Little Bits of Artificial Intelligence

1. Step-by-step Python Example (Tensor Intuition)

1. Scalar (0D Tensor) — Just a single number

scalar = 5
print("Scalar:", scalar)

2. Vector (1D Tensor) — A list of numbers

vector = [1, 2, 3, 4]
print("Vector:", vector)

3. Matrix (2D Tensor) — A table of numbers

matrix = [
    [1, 2, 3],
    [4, 5, 6]
]
print("Matrix:")
for row in matrix:
    print(row)

4. 3D Tensor — A list of matrices (like pages in a book)

tensor3D = [
    [  # Page 1
        [1, 2],
        [3, 4]
    ],
    [  # Page 2
        [5, 6],
        [7, 8]
    ]
]
print("3D Tensor:")
for page in tensor3D:
    print("Page:")
    for row in page:
        print(row)

Interpretation:

• scalar → just one number (0D)
• vector → line of numbers (1D)
• matrix → grid of numbers (2D)
• tensor3D → stacked grids (3D)

2. How a neural network layer might transform tensors using very simple operations like multiplication and addition

Let’s simulate a “Tiny Neural Layer”

Imagine we have:

• Input Vector (1D tensor):values coming from previous layer or data
• Weights (1D tensor):numbers the neural network uses to learn
• Bias (1 number): a small nudge added to the result

Formula Used by a Neuron: Output = (Input × Weights) + Bias

We’ll simulate this with just Python lists.

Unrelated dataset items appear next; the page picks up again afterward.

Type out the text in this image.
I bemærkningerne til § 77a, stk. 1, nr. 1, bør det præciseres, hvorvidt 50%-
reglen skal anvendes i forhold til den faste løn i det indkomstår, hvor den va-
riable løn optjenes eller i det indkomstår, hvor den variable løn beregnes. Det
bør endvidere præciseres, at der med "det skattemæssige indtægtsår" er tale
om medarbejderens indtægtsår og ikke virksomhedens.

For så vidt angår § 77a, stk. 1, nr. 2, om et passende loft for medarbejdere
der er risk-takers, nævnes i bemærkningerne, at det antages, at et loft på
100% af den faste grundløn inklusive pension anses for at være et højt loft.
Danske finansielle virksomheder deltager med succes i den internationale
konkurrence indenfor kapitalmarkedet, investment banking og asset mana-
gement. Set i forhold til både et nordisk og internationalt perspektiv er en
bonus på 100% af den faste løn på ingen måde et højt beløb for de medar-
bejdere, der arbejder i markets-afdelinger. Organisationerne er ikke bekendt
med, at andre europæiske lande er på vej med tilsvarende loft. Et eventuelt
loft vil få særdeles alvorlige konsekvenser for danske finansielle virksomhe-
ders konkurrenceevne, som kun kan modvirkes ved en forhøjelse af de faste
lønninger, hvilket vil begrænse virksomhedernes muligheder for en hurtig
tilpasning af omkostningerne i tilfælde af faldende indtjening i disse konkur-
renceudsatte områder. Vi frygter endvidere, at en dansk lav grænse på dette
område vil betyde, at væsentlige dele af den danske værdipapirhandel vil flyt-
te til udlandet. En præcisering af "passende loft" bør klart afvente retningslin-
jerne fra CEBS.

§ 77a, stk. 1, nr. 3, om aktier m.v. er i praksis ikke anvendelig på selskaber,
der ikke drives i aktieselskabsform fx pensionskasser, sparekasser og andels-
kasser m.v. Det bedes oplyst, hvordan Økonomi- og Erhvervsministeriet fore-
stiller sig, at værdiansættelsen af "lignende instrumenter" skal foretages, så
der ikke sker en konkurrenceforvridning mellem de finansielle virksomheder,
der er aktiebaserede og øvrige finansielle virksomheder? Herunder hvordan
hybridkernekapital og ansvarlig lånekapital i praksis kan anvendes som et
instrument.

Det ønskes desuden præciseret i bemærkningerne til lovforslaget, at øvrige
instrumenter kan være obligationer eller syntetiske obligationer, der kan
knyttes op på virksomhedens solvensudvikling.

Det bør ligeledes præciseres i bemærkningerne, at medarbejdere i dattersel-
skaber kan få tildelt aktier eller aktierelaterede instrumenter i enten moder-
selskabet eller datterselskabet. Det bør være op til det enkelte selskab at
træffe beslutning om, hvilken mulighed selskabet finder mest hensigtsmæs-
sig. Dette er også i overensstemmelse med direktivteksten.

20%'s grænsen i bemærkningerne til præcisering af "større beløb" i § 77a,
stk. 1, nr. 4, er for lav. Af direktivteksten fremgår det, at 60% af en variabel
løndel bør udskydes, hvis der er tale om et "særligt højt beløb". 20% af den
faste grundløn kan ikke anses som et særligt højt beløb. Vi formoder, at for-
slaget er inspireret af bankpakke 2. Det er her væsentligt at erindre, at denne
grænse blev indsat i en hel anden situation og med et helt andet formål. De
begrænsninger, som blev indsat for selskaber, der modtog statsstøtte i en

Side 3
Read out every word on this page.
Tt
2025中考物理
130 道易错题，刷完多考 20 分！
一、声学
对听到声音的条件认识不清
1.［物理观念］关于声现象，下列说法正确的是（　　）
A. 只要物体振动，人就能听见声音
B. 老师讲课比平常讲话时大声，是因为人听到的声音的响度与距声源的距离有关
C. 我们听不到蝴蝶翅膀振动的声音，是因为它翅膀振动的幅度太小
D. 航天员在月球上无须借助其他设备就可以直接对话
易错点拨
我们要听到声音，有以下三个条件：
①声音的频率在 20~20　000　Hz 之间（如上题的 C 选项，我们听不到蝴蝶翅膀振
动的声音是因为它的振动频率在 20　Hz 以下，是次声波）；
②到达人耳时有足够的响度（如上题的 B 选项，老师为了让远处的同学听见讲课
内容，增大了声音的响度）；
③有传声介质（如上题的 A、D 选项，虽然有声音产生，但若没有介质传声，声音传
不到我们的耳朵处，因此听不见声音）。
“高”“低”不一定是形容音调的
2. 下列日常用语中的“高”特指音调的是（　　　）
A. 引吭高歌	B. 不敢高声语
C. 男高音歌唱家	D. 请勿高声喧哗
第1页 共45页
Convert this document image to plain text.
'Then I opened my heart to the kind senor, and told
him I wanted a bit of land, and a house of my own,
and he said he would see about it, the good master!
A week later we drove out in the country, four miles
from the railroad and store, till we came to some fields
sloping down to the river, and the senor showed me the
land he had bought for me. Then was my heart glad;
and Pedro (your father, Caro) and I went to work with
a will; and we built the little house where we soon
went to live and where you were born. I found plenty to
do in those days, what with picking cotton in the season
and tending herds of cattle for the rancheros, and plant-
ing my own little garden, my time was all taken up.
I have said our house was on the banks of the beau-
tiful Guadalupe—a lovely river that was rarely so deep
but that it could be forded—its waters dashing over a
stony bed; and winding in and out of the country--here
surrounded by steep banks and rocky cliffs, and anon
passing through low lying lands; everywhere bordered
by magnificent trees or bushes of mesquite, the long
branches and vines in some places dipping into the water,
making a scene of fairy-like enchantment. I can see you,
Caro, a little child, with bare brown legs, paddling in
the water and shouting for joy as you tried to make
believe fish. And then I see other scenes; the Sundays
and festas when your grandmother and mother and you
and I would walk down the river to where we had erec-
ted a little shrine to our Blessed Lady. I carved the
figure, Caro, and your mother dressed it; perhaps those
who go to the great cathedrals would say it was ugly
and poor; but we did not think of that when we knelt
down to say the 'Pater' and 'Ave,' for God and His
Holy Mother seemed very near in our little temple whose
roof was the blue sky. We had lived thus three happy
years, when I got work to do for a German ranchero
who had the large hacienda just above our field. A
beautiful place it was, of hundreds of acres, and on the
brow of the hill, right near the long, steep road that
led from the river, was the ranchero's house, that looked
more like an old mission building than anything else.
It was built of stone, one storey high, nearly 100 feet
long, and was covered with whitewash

Example: One Neuron, 3 Inputs

# Input data: e.g., [height, weight, age]
inputs = [2, 3, 1]

# Weights learned by the neuron
weights = [0.5, -1.2, 1.0]

# Bias value
bias = 2.0

# Compute weighted sum
def neuron_output(inputs, weights, bias):
    output = 0
    for i in range(len(inputs)):
        output += inputs[i] * weights[i]
    output += bias
    return output

# Calculate the result
result = neuron_output(inputs, weights, bias)
print("Neuron Output:", result)

What’s Happening:

This is what a neural network layer does:

• Takes inputs (as a tensor)
• Multiplies by weights
• Adds bias
• Passes the result to the next layer (optionally through an activation function)

3. A mini neural network layer with multiple neurons

Part 1: Multiple Neurons in a Layer

Think of this setup:

• Input → [2, 3, 1]
• We have 3 neurons in the layer.
• Each neuron has its own set of weights and bias.

Let’s define the structure:

# Input values
inputs = [2, 3, 1]

# Each sub-list is weights for one neuron
weights = [
    [0.5, -1.2, 1.0],   # Neuron 1
    [-1.0, 2.0, 0.5],   # Neuron 2
    [1.5, 1.2, -0.5]    # Neuron 3
]

# Biases for each neuron
biases = [2.0, 0.5, -1.0]

# Output of each neuron
def layer_output(inputs, weights, biases):
    outputs = []
    for neuron_weights, bias in zip(weights, biases):
        output = 0
        for i in range(len(inputs)):
            output += inputs[i] * neuron_weights[i]
        output += bias
        outputs.append(output)
    return outputs

# Compute layer output
raw_outputs = layer_output(inputs, weights, biases)
print("Raw outputs before activation:", raw_outputs)

Part 2: Add Activation Function

Let’s apply a simple one: ReLU (Rectified Linear Unit)

• It just says:
• If the output is negative, make it 0
• Otherwise, keep it as-is

# ReLU activation function
def relu(x):
    return x if x > 0 else 0

# Apply ReLU to each neuron's output
activated_outputs = [relu(output) for output in raw_outputs]
print("Activated outputs:", activated_outputs)

Final Output:

Now you’ll see how raw outputs may have negative values, but after activation, they’re all non-negative:

Example Output:

Raw outputs before activation: [0.4, 4.0, -1.9]
Activated outputs: [0.4, 4.0, 0]

Why Activation Functions Are Needed?

Without activation:

The network becomes just a giant linear calculator — no matter how many layers you add, the output is always a straight-line-like function.

That means: no curves, no twists, no smart decisions.

Real-life Analogy:

Imagine you’re designing a smart light switch:

• Input: sunlight, motion, time of day
• Without activation: the light turns on in a strictly linear way, like “add 10% light for every 10% sunlight.”

But the world isn’t linear!

• At night, even full motion shouldn’t turn on lights if it’s bedtime
• During bright daylight, motion shouldn’t matter at all

So, we need rules with “if-else” behavior, like: “Only turn on if it’s dark AND there’s motion” → That’s like an activation function deciding what fires and what doesn’t.